I would like to dedicate this to my friend Doctor Q at Q-optical in Boston.


This morning my rss feed from Slash Dot led me to this very interesting post by Roger Alsing in which he demonstrates the generation of a copy of the Mona Lisa comprised of 50 polygons. I can not pretend to understand the technical aspects of his process, but what I find interesting 
is the similarity to calculus. From the point of view of computer science this may be stating the obvious, but what I suspect is less obvious to those who have not studied the development of pictorial perspective is the way all this relates to the process of creating a perspective image on a two dimensional surface. I am speaking specifically of drafted, or measured perspective
This process can be very complicated geometrically and is without question a "scientific method."
This image was drawn by Paulo Uccello, a florentine artist of the late 14th- early 15th century. It is particularly good for illustrating the way that the volume of the object is reduced to many polygons. I will try to explain briefly what you are seeing here.  The various circles which in fact form the shape of the chalice - it's foot, the rings, the stem, the rim etc. have been drawn as circles on a separate drawing and then projected into ellipses by the method shown in the wikipedia article linked above. But this only gives the broad outlines. Say for instance a decorative pattern  circles the chalice, how do you locate the intervals of the pattern as they turn around the circumference? This is very likely the exact problem Uccello was addressing in this study. 

The way one locates the points turning around the circumference is to return to the plan view (the view from directly above), of the actual circles, and divide their circumference into the number units required. The circles of the plan are easily drawn with a compass and they are easily divided with a protractor. These constructions are often called "Projections" in this case we are creating a "perspective projection." Refer to the article, this is a "One point perspective projection" The term "Projection" is used because what we do at this point is to project, using the vanishing point, those divisions of the circumference of the circle in plan onto the circle drawn "In Perspective" (the ellipse.) The trickiest part of this is the fact that when viewed from above those divisions are even, but when projected they diminish as the approach the edge.
I have done a quick drawing to show this.  (forgive me, but the Uccello image jumped right into this post where I wanted it and my own drawing is stuck at the top of the post out of sequence- sorry) 

The circle in my drawing is divided into 12 equal segments. Slices of a pie- A pie chart, another connection- perhaps this is also used to convert pie charts into graphs in power point- all these things are done on the same principle. Above the "Pie chart" and centered exactly is the ellipse that represents the circle receding in space. What is very interesting is that the ellipse acquires the appearance of a receding circle only by it's context- it is of course a two dimensional ellipse but we understand it as a three dimension circle receding on a plane by comparing it to the circle. I have raised lines (this is the projection) from the points on the circumference to the analogous points (analogous-algorithm) on the ellipse. Notice the way that the space between the lines diminishes as they move away from the center. The Uccello drawing is doing this same thing in an incredibly elaborate way. Imagine this process turned 90 degrees and dealing with rectangles and you have the method of representing a checkerboard pattern receding in space; again, the way the squares diminish is determined by a geometric projection.

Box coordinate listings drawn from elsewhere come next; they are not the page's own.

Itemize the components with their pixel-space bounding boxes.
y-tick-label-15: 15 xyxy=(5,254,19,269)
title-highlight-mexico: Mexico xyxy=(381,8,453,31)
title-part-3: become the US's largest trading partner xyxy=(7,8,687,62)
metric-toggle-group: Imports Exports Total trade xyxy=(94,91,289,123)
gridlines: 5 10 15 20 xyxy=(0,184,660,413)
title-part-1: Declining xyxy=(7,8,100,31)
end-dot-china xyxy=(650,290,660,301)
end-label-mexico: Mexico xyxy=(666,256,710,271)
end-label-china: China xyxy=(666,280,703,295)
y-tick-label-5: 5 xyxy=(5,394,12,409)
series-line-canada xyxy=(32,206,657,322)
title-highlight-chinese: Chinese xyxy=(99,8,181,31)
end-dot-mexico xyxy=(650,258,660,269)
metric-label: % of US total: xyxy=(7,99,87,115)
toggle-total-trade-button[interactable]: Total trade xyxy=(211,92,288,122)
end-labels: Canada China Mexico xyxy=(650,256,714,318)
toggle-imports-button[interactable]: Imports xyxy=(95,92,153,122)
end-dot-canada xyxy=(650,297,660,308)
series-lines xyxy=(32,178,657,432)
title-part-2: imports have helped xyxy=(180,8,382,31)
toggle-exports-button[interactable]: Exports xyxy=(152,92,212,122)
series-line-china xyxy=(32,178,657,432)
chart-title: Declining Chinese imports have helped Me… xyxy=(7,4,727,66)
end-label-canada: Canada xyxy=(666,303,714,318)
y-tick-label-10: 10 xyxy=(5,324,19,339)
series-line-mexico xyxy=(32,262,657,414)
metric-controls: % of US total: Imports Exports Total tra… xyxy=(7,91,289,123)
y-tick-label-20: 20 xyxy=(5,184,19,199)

What now become obvious (at least to me) is the connection between the studies of Uccello, Brunelleschi, and Leonardo on the one hand, with the method of calculating surface area employed in the calculus on the other.

Of course that diminishing of the divisions can be calculated using algorithms, which is what calculus and computers do, and thereby we have a direct connection between the studies of Uccello and Roger Alsing - is it a reducio ad absurdum to propose that they have done the same thing, just used different tools?

As another student of this art, L.B. Alberti said "Art without science is nothing."